Sound bounces off a solid or a liquid like a rubber ball bounces off a wall. Like light, sound gets reflected at the surface of a solid or liquid and follows the same laws of reflection as you have studied in earlier classes.
The directions in which the sound is incident and is reflected make equal angles with the normal to the reflecting surface, and the three are in the same plane. An obstacle of large size which may be polished or rough is needed for the reflection of sound waves.
♦ Take two identical pipes, as shown in Fig. 12.11. You can make the pipes using chart paper. The length of the pipes should be sufficiently long as shown.
♦ Arrange them on a table near a wall.
♦ Keep a clock near the open end of one of the pipes and try to hear the sound of the clock through the other pipe.
♦ Adjust the position of the pipes so that you can best hear the sound of the clock.
♦ Now, measure the angles of incidence and reflection and see the relationship between the angles.
♦ Lift the pipe on the right vertically to a small height and observe what happens.
If we shout or clap near a suitable reflecting object such as a tall building or a mountain, we will hear the same sound again a little later. This sound which we hear is called an echo.
The sensation of sound persists in our brain for about 0.1 s. To hear a distinct echo the time interval between the original sound and the reflected one must be at least 0.1s.
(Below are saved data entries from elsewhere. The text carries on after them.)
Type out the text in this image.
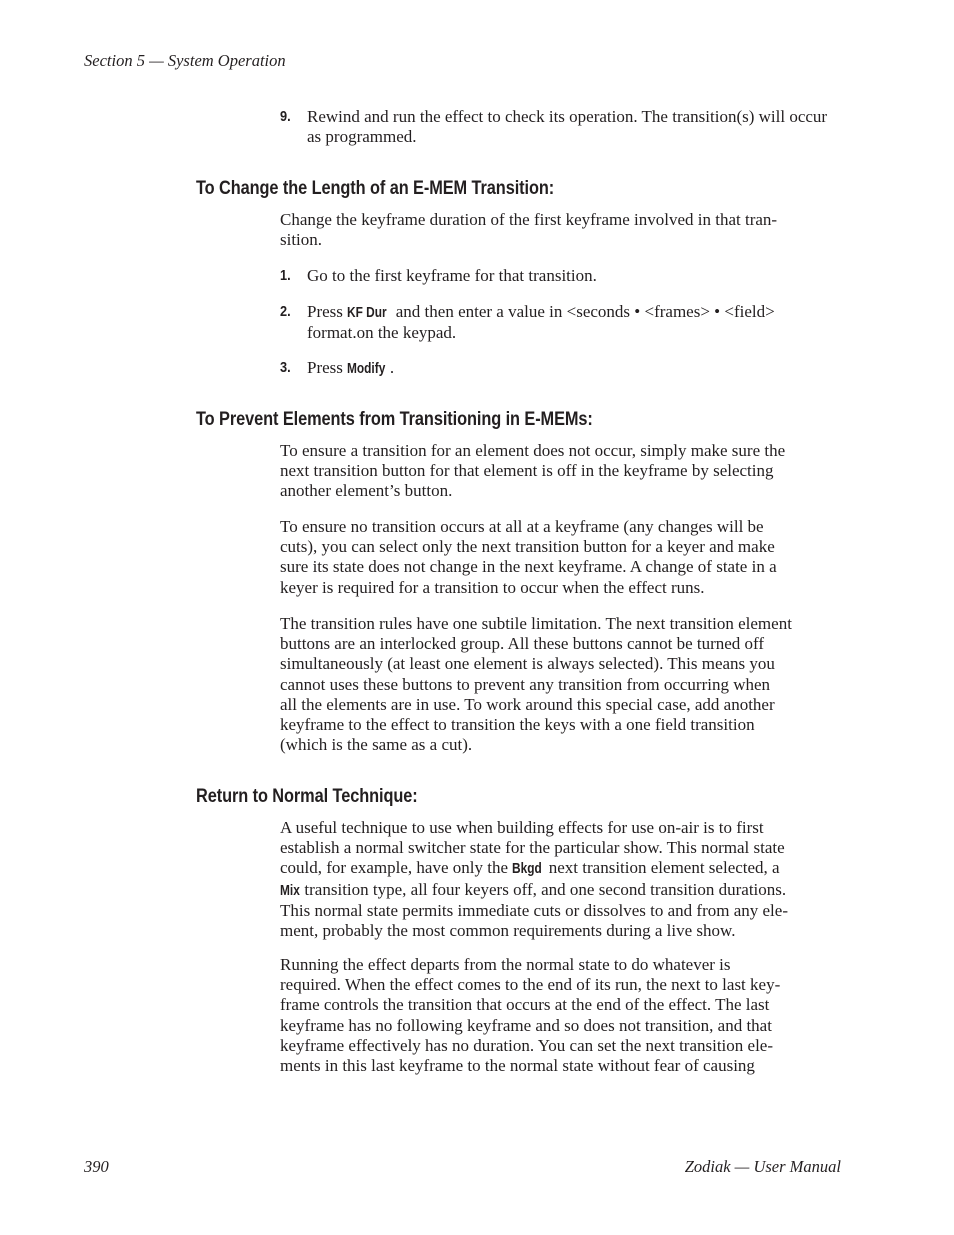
Section 5 — System Operation
9. Rewind and run the effect to check its operation. The transition(s) will occur as programmed.
To Change the Length of an E-MEM Transition:
Change the keyframe duration of the first keyframe involved in that tran-
sition.
1. Go to the first keyframe for that transition.
2. Press KF Dur and then enter a value in <seconds • <frames> • <field>
format.on the keypad.
3. Press Modify .
To Prevent Elements from Transitioning in E-MEMs:
To ensure a transition for an element does not occur, simply make sure the
next transition button for that element is off in the keyframe by selecting
another element’s button.
To ensure no transition occurs at all at a keyframe (any changes will be
cuts), you can select only the next transition button for a keyer and make
sure its state does not change in the next keyframe. A change of state in a
keyer is required for a transition to occur when the effect runs.
The transition rules have one subtile limitation. The next transition element
buttons are an interlocked group. All these buttons cannot be turned off
simultaneously (at least one element is always selected). This means you
cannot uses these buttons to prevent any transition from occurring when
all the elements are in use. To work around this special case, add another
keyframe to the effect to transition the keys with a one field transition
(which is the same as a cut).
Return to Normal Technique:
A useful technique to use when building effects for use on-air is to first
establish a normal switcher state for the particular show. This normal state
could, for example, have only the Bkgd next transition element selected, a
Mix transition type, all four keyers off, and one second transition durations.
This normal state permits immediate cuts or dissolves to and from any ele-
ment, probably the most common requirements during a live show.
Running the effect departs from the normal state to do whatever is
required. When the effect comes to the end of its run, the next to last key-
frame controls the transition that occurs at the end of the effect. The last
keyframe has no following keyframe and so does not transition, and that
keyframe effectively has no duration. You can set the next transition ele-
ments in this last keyframe to the normal state without fear of causing
390	Zodiak — User Manual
If we take the speed of sound to be 344 m/s at a given temperature, say at 22 ºC in air, the sound must go to the obstacle and reach back the ear of the listener on reflection after 0.1s.
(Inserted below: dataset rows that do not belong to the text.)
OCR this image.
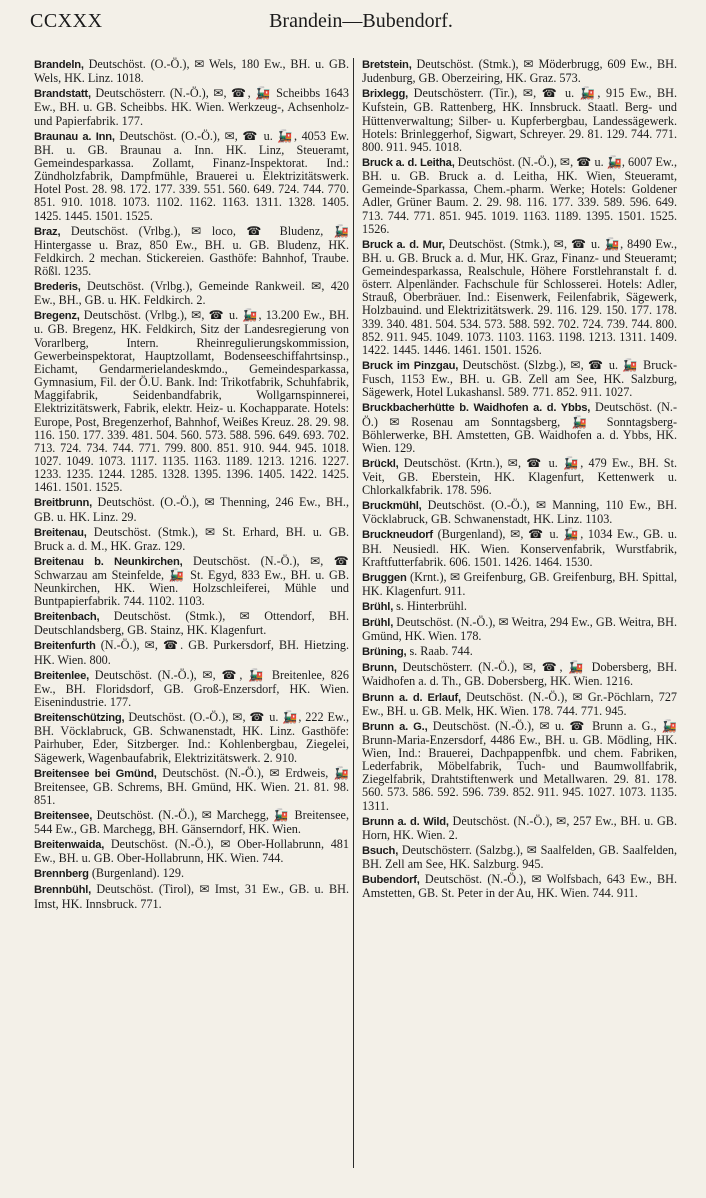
CCXXX	Brandein—Bubendorf.

Brandeln, Deutschöst. (O.-Ö.), ✉ Wels, 180 Ew., BH. u. GB. Wels, HK. Linz. 1018.

Brandstatt, Deutschösterr. (N.-Ö.), ✉, ☎, 🚂 Scheibbs 1643 Ew., BH. u. GB. Scheibbs. HK. Wien. Werkzeug-, Achsenholz- und Papierfabrik. 177.

Braunau a. Inn, Deutschöst. (O.-Ö.), ✉, ☎ u. 🚂, 4053 Ew. BH. u. GB. Braunau a. Inn. HK. Linz, Steueramt, Gemeindesparkassa. Zollamt, Finanz-Inspektorat. Ind.: Zündholzfabrik, Dampfmühle, Brauerei u. Elektrizitätswerk. Hotel Post. 28. 98. 172. 177. 339. 551. 560. 649. 724. 744. 770. 851. 910. 1018. 1073. 1102. 1162. 1163. 1311. 1328. 1405. 1425. 1445. 1501. 1525.

Braz, Deutschöst. (Vrlbg.), ✉ loco, ☎ Bludenz, 🚂 Hintergasse u. Braz, 850 Ew., BH. u. GB. Bludenz, HK. Feldkirch. 2 mechan. Stickereien. Gasthöfe: Bahnhof, Traube. Rößl. 1235.

Brederis, Deutschöst. (Vrlbg.), Gemeinde Rankweil. ✉, 420 Ew., BH., GB. u. HK. Feldkirch. 2.

Bregenz, Deutschöst. (Vrlbg.), ✉, ☎ u. 🚂, 13.200 Ew., BH. u. GB. Bregenz, HK. Feldkirch, Sitz der Landesregierung von Vorarlberg, Intern. Rheinregulierungskommission, Gewerbeinspektorat, Hauptzollamt, Bodenseeschiffahrtsinsp., Eichamt, Gendarmerielandeskmdo., Gemeindesparkassa, Gymnasium, Fil. der Ö.U. Bank. Ind: Trikotfabrik, Schuhfabrik, Maggifabrik, Seidenbandfabrik, Wollgarnspinnerei, Elektrizitätswerk, Fabrik, elektr. Heiz- u. Kochapparate. Hotels: Europe, Post, Bregenzerhof, Bahnhof, Weißes Kreuz. 28. 29. 98. 116. 150. 177. 339. 481. 504. 560. 573. 588. 596. 649. 693. 702. 713. 724. 734. 744. 771. 799. 800. 851. 910. 944. 945. 1018. 1027. 1049. 1073. 1117. 1135. 1163. 1189. 1213. 1216. 1227. 1233. 1235. 1244. 1285. 1328. 1395. 1396. 1405. 1422. 1425. 1461. 1501. 1525.

Breitbrunn, Deutschöst. (O.-Ö.), ✉ Thenning, 246 Ew., BH., GB. u. HK. Linz. 29.

Breitenau, Deutschöst. (Stmk.), ✉ St. Erhard, BH. u. GB. Bruck a. d. M., HK. Graz. 129.

Breitenau b. Neunkirchen, Deutschöst. (N.-Ö.), ✉, ☎ Schwarzau am Steinfelde, 🚂 St. Egyd, 833 Ew., BH. u. GB. Neunkirchen, HK. Wien. Holzschleiferei, Mühle und Buntpapierfabrik. 744. 1102. 1103.

Breitenbach, Deutschöst. (Stmk.), ✉ Ottendorf, BH. Deutschlandsberg, GB. Stainz, HK. Klagenfurt.

Breitenfurth (N.-Ö.), ✉, ☎. GB. Purkersdorf, BH. Hietzing. HK. Wien. 800.

Breitenlee, Deutschöst. (N.-Ö.), ✉, ☎, 🚂 Breitenlee, 826 Ew., BH. Floridsdorf, GB. Groß-Enzersdorf, HK. Wien. Eisenindustrie. 177.

Breitenschützing, Deutschöst. (O.-Ö.), ✉, ☎ u. 🚂, 222 Ew., BH. Vöcklabruck, GB. Schwanenstadt, HK. Linz. Gasthöfe: Pairhuber, Eder, Sitzberger. Ind.: Kohlenbergbau, Ziegelei, Sägewerk, Wagenbaufabrik, Elektrizitätswerk. 2. 910.

Breitensee bei Gmünd, Deutschöst. (N.-Ö.), ✉ Erdweis, 🚂 Breitensee, GB. Schrems, BH. Gmünd, HK. Wien. 21. 81. 98. 851.

Breitensee, Deutschöst. (N.-Ö.), ✉ Marchegg, 🚂 Breitensee, 544 Ew., GB. Marchegg, BH. Gänserndorf, HK. Wien.

Breitenwaida, Deutschöst. (N.-Ö.), ✉ Ober-Hollabrunn, 481 Ew., BH. u. GB. Ober-Hollabrunn, HK. Wien. 744.

Brennberg (Burgenland). 129.

Brennbühl, Deutschöst. (Tirol), ✉ Imst, 31 Ew., GB. u. BH. Imst, HK. Innsbruck. 771.

Bretstein, Deutschöst. (Stmk.), ✉ Möderbrugg, 609 Ew., BH. Judenburg, GB. Oberzeiring, HK. Graz. 573.

Brixlegg, Deutschösterr. (Tir.), ✉, ☎ u. 🚂, 915 Ew., BH. Kufstein, GB. Rattenberg, HK. Innsbruck. Staatl. Berg- und Hüttenverwaltung; Silber- u. Kupferbergbau, Landessägewerk. Hotels: Brinleggerhof, Sigwart, Schreyer. 29. 81. 129. 744. 771. 800. 911. 945. 1018.

Bruck a. d. Leitha, Deutschöst. (N.-Ö.), ✉, ☎ u. 🚂, 6007 Ew., BH. u. GB. Bruck a. d. Leitha, HK. Wien, Steueramt, Gemeinde-Sparkassa, Chem.-pharm. Werke; Hotels: Goldener Adler, Grüner Baum. 2. 29. 98. 116. 177. 339. 589. 596. 649. 713. 744. 771. 851. 945. 1019. 1163. 1189. 1395. 1501. 1525. 1526.

Bruck a. d. Mur, Deutschöst. (Stmk.), ✉, ☎ u. 🚂, 8490 Ew., BH. u. GB. Bruck a. d. Mur, HK. Graz, Finanz- und Steueramt; Gemeindesparkassa, Realschule, Höhere Forstlehranstalt f. d. österr. Alpenländer. Fachschule für Schlosserei. Hotels: Adler, Strauß, Oberbräuer. Ind.: Eisenwerk, Feilenfabrik, Sägewerk, Holzbauind. und Elektrizitätswerk. 29. 116. 129. 150. 177. 178. 339. 340. 481. 504. 534. 573. 588. 592. 702. 724. 739. 744. 800. 852. 911. 945. 1049. 1073. 1103. 1163. 1198. 1213. 1311. 1409. 1422. 1445. 1446. 1461. 1501. 1526.

Bruck im Pinzgau, Deutschöst. (Slzbg.), ✉, ☎ u. 🚂 Bruck-Fusch, 1153 Ew., BH. u. GB. Zell am See, HK. Salzburg, Sägewerk, Hotel Lukashansl. 589. 771. 852. 911. 1027.

Bruckbacherhütte b. Waidhofen a. d. Ybbs, Deutschöst. (N.-Ö.) ✉ Rosenau am Sonntagsberg, 🚂 Sonntagsberg-Böhlerwerke, BH. Amstetten, GB. Waidhofen a. d. Ybbs, HK. Wien. 129.

Brückl, Deutschöst. (Krtn.), ✉, ☎ u. 🚂, 479 Ew., BH. St. Veit, GB. Eberstein, HK. Klagenfurt, Kettenwerk u. Chlorkalkfabrik. 178. 596.

Bruckmühl, Deutschöst. (O.-Ö.), ✉ Manning, 110 Ew., BH. Vöcklabruck, GB. Schwanenstadt, HK. Linz. 1103.

Bruckneudorf (Burgenland), ✉, ☎ u. 🚂, 1034 Ew., GB. u. BH. Neusiedl. HK. Wien. Konservenfabrik, Wurstfabrik, Kraftfutterfabrik. 606. 1501. 1426. 1464. 1530.

Bruggen (Krnt.), ✉ Greifenburg, GB. Greifenburg, BH. Spittal, HK. Klagenfurt. 911.

Brühl, s. Hinterbrühl.

Brühl, Deutschöst. (N.-Ö.), ✉ Weitra, 294 Ew., GB. Weitra, BH. Gmünd, HK. Wien. 178.

Brüning, s. Raab. 744.

Brunn, Deutschösterr. (N.-Ö.), ✉, ☎, 🚂 Dobersberg, BH. Waidhofen a. d. Th., GB. Dobersberg, HK. Wien. 1216.

Brunn a. d. Erlauf, Deutschöst. (N.-Ö.), ✉ Gr.-Pöchlarn, 727 Ew., BH. u. GB. Melk, HK. Wien. 178. 744. 771. 945.

Brunn a. G., Deutschöst. (N.-Ö.), ✉ u. ☎ Brunn a. G., 🚂 Brunn-Maria-Enzersdorf, 4486 Ew., BH. u. GB. Mödling, HK. Wien, Ind.: Brauerei, Dachpappenfbk. und chem. Fabriken, Lederfabrik, Möbelfabrik, Tuch- und Baumwollfabrik, Ziegelfabrik, Drahtstiftenwerk und Metallwaren. 29. 81. 178. 560. 573. 586. 592. 596. 739. 852. 911. 945. 1027. 1073. 1135. 1311.

Brunn a. d. Wild, Deutschöst. (N.-Ö.), ✉, 257 Ew., BH. u. GB. Horn, HK. Wien. 2.

Bsuch, Deutschösterr. (Salzbg.), ✉ Saalfelden, GB. Saalfelden, BH. Zell am See, HK. Salzburg. 945.

Bubendorf, Deutschöst. (N.-Ö.), ✉ Wolfsbach, 643 Ew., BH. Amstetten, GB. St. Peter in der Au, HK. Wien. 744. 911.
Hence, the total distance covered by the sound from the point of generation to the reflecting surface and back should be at least (344 m/s) × 0.1 s = 34.4 m.
Thus, for hearing distinct echoes, the minimum distance of the obstacle from the source of sound must be half of this distance, that is, 17.2 m.
This distance will change with the temperature of air. Echoes may be heard more than once due to successive or multiple reflections. The rolling of thunder is due to the successive reflections of the sound from a number of reflecting surfaces, such as the clouds and the land.
A sound created in a big hall will persist by repeated reflection from the walls until it is reduced to a value where it is no longer audible. The repeated reflection that results in this persistence of sound is called reverberation.
In an auditorium or big hall excessive reverberation is highly undesirable. To reduce reverberation, the roof and walls of the auditorium are generally covered with sound-absorbent materials like compressed fibreboard, rough plaster or draperies. The seat materials are also selected on the basis of their sound absorbing properties.
`bbul"USES OF MULTIPLE REFLECTION OF SOUND"`
1. Megaphones or loudhailers, horns, musical instruments such as trumpets and shehanais, are all designed to send sound in a particular direction without spreading it in all directions, as shown in Fig 12.12.
In these instruments, a tube followed by a conical opening reflects sound successively to guide most of the sound waves from the source in the forward direction towards the audience.
2. Stethoscope is a medical instrument used for listening to sounds produced within the body, chiefly in the heart or lungs. In stethoscopes the sound of the patient’s heartbeat reaches the doctor’s ears by multiple reflection of sound, as shown in Fig.12.13.
3. Generally the ceilings of concert halls, conference halls and cinema halls are curved so that sound after reflection reaches all corners of the hall, as shown in Fig 12.14. Sometimes a curved soundboard may be placed behind the stage so that the sound, after reflecting from the sound board, spreads evenly across the width of the hall (Fig 12.15).